Young teacher honoured for excellence

By RON FANFAIR

Kirk Moss still remembers clearly being told in Grade Nine by a guidance counsellor that he would never be able to cope with academic courses even though he had pushed himself extremely hard to develop his reading and writing skills that school year.

That was the first wake-up call for the new Jamaican immigrant that expectations for him were very low and that he would have to work twice as hard if he wanted to become the first member of his family to attend university.

The now 31-year-old Moss took up the challenge, vowing he would use his experiences to teach young people the value of education so they could attempt to move beyond the limitations set by others.

The Jarvis Collegiate teacher was recently rewarded for teaching excellence and dedication with an honourable mention in the first ever Toronto Star teaching awards to mark World Teachers Day.

Moss dedicated the award to his grandmother, Phyllis Baker, who passed away two days after he learned about the recognition. She took care of him and his siblings after his mother came to Canada to provide a foundation for her kids to settle here.

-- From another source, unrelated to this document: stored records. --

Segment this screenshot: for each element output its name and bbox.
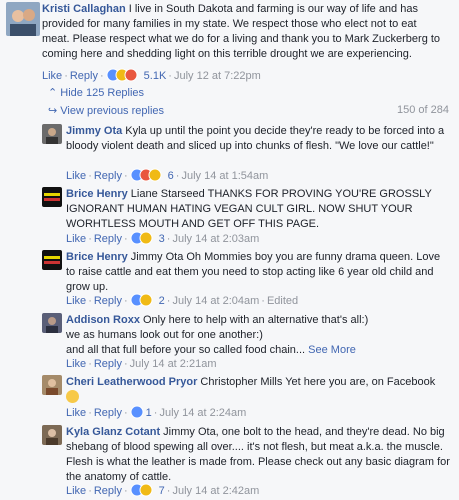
timestamp[interactable]: July 14 at 2:42am xyxy=(172,485,259,497)
reply-author[interactable]: Jimmy Ota xyxy=(66,125,122,137)
reply-text-line: Only here to help with an alternative th… xyxy=(142,314,369,326)
reply-arrow-icon: ↪ xyxy=(48,105,61,117)
like-link[interactable]: Like xyxy=(66,295,86,307)
view-previous-replies-link[interactable]: ↪ View previous replies xyxy=(48,104,164,117)
reply-text-line: and all that full before your so called … xyxy=(66,344,306,356)
reply-author[interactable]: Brice Henry xyxy=(66,251,128,263)
comment-actions: Like · Reply · 5.1K · July 12 at 7:22pm xyxy=(42,68,261,82)
reply-text: Kyla up until the point you decide they'… xyxy=(66,125,445,152)
reply-author[interactable]: Cheri Leatherwood Pryor xyxy=(66,376,197,388)
reaction-count[interactable]: 6 xyxy=(168,170,174,182)
reactions-icon[interactable] xyxy=(130,231,157,245)
hide-replies-link[interactable]: ⌃ Hide 125 Replies xyxy=(48,86,144,99)
reply-actions: Like · Reply · 3 · July 14 at 2:03am xyxy=(66,231,260,245)
reaction-count[interactable]: 3 xyxy=(159,233,165,245)
avatar[interactable] xyxy=(42,250,62,270)
reply-link[interactable]: Reply xyxy=(94,295,122,307)
avatar[interactable] xyxy=(6,2,40,36)
replies-count: 150 of 284 xyxy=(397,104,449,116)
reply-actions: Like · Reply · 7 · July 14 at 2:42am xyxy=(66,483,260,497)
reactions-icon[interactable] xyxy=(130,483,157,497)
timestamp[interactable]: July 12 at 7:22pm xyxy=(174,70,261,82)
reply-actions: Like · Reply · July 14 at 2:21am xyxy=(66,358,217,370)
reply-link[interactable]: Reply xyxy=(94,233,122,245)
like-link[interactable]: Like xyxy=(66,170,86,182)
like-reaction-icon[interactable] xyxy=(130,405,144,419)
reactions-icon[interactable] xyxy=(130,293,157,307)
timestamp[interactable]: July 14 at 2:04am xyxy=(172,295,259,307)
reply-link[interactable]: Reply xyxy=(94,485,122,497)
reaction-count[interactable]: 2 xyxy=(159,295,165,307)
reply-text: Christopher Mills Yet here you are, on F… xyxy=(200,376,436,388)
reply-link[interactable]: Reply xyxy=(94,170,122,182)
reaction-count[interactable]: 7 xyxy=(159,485,165,497)
like-link[interactable]: Like xyxy=(66,358,86,370)
like-link[interactable]: Like xyxy=(66,233,86,245)
hide-replies-icon: ⌃ xyxy=(48,87,61,99)
timestamp[interactable]: July 14 at 2:03am xyxy=(172,233,259,245)
reply-author[interactable]: Addison Roxx xyxy=(66,314,140,326)
reply-actions: Like · Reply · 6 · July 14 at 1:54am xyxy=(66,168,269,182)
like-link[interactable]: Like xyxy=(42,70,62,82)
reply-author[interactable]: Brice Henry xyxy=(66,188,128,200)
reaction-count[interactable]: 1 xyxy=(146,407,152,419)
avatar[interactable] xyxy=(42,425,62,445)
reply-actions: Like · Reply · 1 · July 14 at 2:24am xyxy=(66,405,247,419)
timestamp[interactable]: July 14 at 1:54am xyxy=(181,170,268,182)
like-link[interactable]: Like xyxy=(66,407,86,419)
avatar[interactable] xyxy=(42,375,62,395)
wink-emoji-icon xyxy=(66,390,79,403)
comment-author[interactable]: Kristi Callaghan xyxy=(42,3,126,15)
like-link[interactable]: Like xyxy=(66,485,86,497)
avatar[interactable] xyxy=(42,313,62,333)
see-more-link[interactable]: See More xyxy=(308,344,356,356)
reaction-count[interactable]: 5.1K xyxy=(144,70,167,82)
edited-label[interactable]: Edited xyxy=(267,295,298,307)
timestamp[interactable]: July 14 at 2:24am xyxy=(159,407,246,419)
reply-text-line: we as humans look out for one another:) xyxy=(66,329,263,341)
reply-link[interactable]: Reply xyxy=(94,358,122,370)
reply-link[interactable]: Reply xyxy=(70,70,98,82)
reply-author[interactable]: Kyla Glanz Cotant xyxy=(66,426,160,438)
avatar[interactable] xyxy=(42,124,62,144)
reactions-icon[interactable] xyxy=(106,68,142,82)
reply-link[interactable]: Reply xyxy=(94,407,122,419)
timestamp[interactable]: July 14 at 2:21am xyxy=(130,358,217,370)
avatar[interactable] xyxy=(42,187,62,207)
reactions-icon[interactable] xyxy=(130,168,166,182)
reply-actions: Like · Reply · 2 · July 14 at 2:04am · Edited xyxy=(66,293,299,307)
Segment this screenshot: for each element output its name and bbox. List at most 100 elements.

“My grandma presented me with the environment to grow into the person I am today,” said Moss who attended her funeral in Jamaica last week. “She asserted her sense of independence by single-handedly building her own home and raising her children and grandchildren. It was she who gave me the backbone to stand up for my rights, develop self worth, esteem and respect and she taught me to be the well-rounded and overall professional that I am today.”

Though proficient in general level courses, Moss admitted that he actually believed that he could not handle Ontario Academic Credit (OAC) courses and it was not until he was in Grade 11 that a meeting with a Ryerson engineering student living in his apartment building convinced him otherwise.

“Erin (Moss could not remember the surname) taught me through one and one sessions that I could do anything I wanted and he allowed me to overcome the fear of taking OAC courses,” said Moss. “At the time, none of my peers was in OAC classes, so I felt that I would never pass. Looking back, I can now proudly say that my best years of academic achievement came during OAC courses.”

Graduating as an Ontario scholar with an 82 per cent average, Moss was awarded a Maytree Foundation scholarship to attend York University where he met sociologists Dr. Rinaldo Walcott and Dr. Althea Prince who at that time taught the “Cultures of Resistance in the Americas: The African American Experience” course.

“They played major roles in impacting my life academically, culturally, historically, socially and politically and in shaping my perspective of myself and the world in which I live,” he said.

Moss spent a year at York before transferring to Ryerson University to successfully pursue a Journalism degree.

Armed with his certification and a passion for sports and writing, he landed several short-term assignments over a two-year period with the Toronto Star, Omni TV, CBC, Canadian Press, CTV, Flow 93.5 FM and became a member of the Canadian Association of Black Journalists where he helped to produce their newsletter.

Four years ago, Moss switched careers.

“I was born in Jamaica which is the first place I learned to love and journalism was my first career that I loved and still love,” he said. “I am however now located in Canada and presently situated in education where my passion currently lies. I want to have a limitless life and one where I can excel and make a positive impact and contribution to society.”

Moss said his passion for teaching emerged from interacting with young people in some of the city’s designated high priority neighbourhoods, including Regent Park and Jane-Finch.

“I wanted to become involved in some capacity to share my experiences with young people,” he said. “In fact, I used to volunteer at schools before I took up teaching so I knew I could make a very meaningful contribution by being part of an institution or structure that builds capacity for youths to excel.”

The history, social science and civics teacher is currently enrolled in the first Toronto Civics 101 program that, among other things, gives participants an insight as to how decisions are made at City Hall. He was among 175 participants chosen for the six-session program that attracted 900 applicants.

“I am really excited to be part of this program because it allows me to share with my students information that will enrich their lives,” said Moss who taught history and law last year at York Memorial Collegiate.